Publié le 10 août 2016

Thomas Sandoz sort "Croix de bois, croix de fer", une comédie familiale

Thomas Sandoz.
Thomas Sandoz s'interroge sur la différence entre deux frères que tout sépare. [Jérôme Genet - RTS]
Thomas Sandoz, un des rares Suisses à être publié par l'éditeur français Grasset, sort "Croix de bois, croix de fer", une comédie tragi-comique avec en toile de fond l'Oberland bernois et les montagnes neuchâteloises. Il est l'invité du 12h30 sur La Première.

Intitulé "Croix de bois, croix de fer", le dernier roman de Thomas Sandoz met en scène un homme agnostique qui vient témoigner, lors d'un colloque à la mémoire de son frère, un illustre missionnaire qui a suivi la voie protestante de ses parents, dans un hôtel défraîchi de l'Oberland bernois.

Deux frères que tout sépare

Mais le témoignage n'est pas à la gloire du missionnaire décédé alors qu'il n'est que quarantenaire. Le narrateur est en effet en colère contre son frère depuis la sortie d'une autobiographie de ce dernier dans laquelle il est décrit comme étant peu fréquentable.

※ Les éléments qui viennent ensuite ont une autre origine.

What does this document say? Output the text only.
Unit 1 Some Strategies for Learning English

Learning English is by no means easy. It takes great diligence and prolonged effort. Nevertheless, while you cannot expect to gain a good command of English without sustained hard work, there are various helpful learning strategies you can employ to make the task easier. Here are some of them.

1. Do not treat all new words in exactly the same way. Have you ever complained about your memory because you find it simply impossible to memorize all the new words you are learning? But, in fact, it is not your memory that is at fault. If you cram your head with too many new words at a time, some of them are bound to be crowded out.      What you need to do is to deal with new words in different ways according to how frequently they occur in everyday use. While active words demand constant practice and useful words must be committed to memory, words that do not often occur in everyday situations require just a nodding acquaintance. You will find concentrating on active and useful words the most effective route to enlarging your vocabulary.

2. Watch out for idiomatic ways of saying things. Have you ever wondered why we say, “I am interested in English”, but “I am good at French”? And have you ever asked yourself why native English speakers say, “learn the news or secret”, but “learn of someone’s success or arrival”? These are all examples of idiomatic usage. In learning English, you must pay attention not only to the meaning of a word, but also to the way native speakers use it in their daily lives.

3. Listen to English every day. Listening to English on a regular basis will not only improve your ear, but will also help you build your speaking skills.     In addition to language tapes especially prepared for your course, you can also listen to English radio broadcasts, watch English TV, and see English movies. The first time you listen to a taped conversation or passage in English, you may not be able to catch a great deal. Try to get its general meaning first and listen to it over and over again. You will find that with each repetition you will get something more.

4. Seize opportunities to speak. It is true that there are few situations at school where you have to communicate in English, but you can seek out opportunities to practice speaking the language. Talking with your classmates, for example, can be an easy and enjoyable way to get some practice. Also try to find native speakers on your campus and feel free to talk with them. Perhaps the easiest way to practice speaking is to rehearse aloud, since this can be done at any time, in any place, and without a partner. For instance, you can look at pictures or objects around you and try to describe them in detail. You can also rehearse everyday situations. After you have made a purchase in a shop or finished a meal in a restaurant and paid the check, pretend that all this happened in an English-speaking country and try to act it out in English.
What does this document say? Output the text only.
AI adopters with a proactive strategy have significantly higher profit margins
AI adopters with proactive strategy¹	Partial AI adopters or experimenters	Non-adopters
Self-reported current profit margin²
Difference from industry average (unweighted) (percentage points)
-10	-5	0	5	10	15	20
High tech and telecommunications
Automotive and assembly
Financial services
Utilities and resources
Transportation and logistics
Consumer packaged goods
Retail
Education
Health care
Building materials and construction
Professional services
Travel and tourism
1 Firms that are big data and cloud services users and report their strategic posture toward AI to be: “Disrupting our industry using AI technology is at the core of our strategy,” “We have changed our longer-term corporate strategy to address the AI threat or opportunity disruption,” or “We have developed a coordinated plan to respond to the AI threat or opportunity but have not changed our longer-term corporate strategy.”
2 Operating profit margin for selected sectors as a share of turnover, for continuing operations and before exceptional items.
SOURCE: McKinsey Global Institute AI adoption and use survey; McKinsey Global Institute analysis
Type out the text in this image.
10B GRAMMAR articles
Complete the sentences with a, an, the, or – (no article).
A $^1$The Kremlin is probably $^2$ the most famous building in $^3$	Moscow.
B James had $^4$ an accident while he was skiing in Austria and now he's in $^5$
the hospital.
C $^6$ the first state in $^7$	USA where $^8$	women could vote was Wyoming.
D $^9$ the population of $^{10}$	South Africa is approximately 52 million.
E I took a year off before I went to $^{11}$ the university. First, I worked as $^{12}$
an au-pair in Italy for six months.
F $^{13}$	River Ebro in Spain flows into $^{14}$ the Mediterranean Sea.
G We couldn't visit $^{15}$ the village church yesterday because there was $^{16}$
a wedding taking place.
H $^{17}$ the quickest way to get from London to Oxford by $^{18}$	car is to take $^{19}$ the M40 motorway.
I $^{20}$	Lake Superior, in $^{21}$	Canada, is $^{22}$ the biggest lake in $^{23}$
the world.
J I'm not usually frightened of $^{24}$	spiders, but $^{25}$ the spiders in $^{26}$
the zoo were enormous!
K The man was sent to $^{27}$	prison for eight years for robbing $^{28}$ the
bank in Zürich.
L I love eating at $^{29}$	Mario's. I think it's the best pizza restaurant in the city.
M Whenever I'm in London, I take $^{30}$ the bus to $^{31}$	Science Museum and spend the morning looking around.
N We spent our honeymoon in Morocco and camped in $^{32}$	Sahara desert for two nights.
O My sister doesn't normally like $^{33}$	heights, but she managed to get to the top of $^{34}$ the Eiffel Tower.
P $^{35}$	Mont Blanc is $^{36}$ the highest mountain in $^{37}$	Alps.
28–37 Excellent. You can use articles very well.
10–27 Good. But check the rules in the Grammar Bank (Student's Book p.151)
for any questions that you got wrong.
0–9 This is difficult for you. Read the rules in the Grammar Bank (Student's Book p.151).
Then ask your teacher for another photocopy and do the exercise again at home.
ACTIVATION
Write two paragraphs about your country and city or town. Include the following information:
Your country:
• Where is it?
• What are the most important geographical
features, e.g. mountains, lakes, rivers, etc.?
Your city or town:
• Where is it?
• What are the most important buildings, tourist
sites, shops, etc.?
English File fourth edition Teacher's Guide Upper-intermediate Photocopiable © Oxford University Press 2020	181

Et il a pour ambition de profiter du colloque pour rétablir la vérité et dénoncer les fausses vertus de son frère.

Sur les ondes de La Première, Thomas Sandoz explique qu'à travers son roman, une comédie qu'il qualifie de saga familiale aigre-douce, il se demande comment deux frères, qui ont pourtant reçu une éducation similaire, peuvent être si différents.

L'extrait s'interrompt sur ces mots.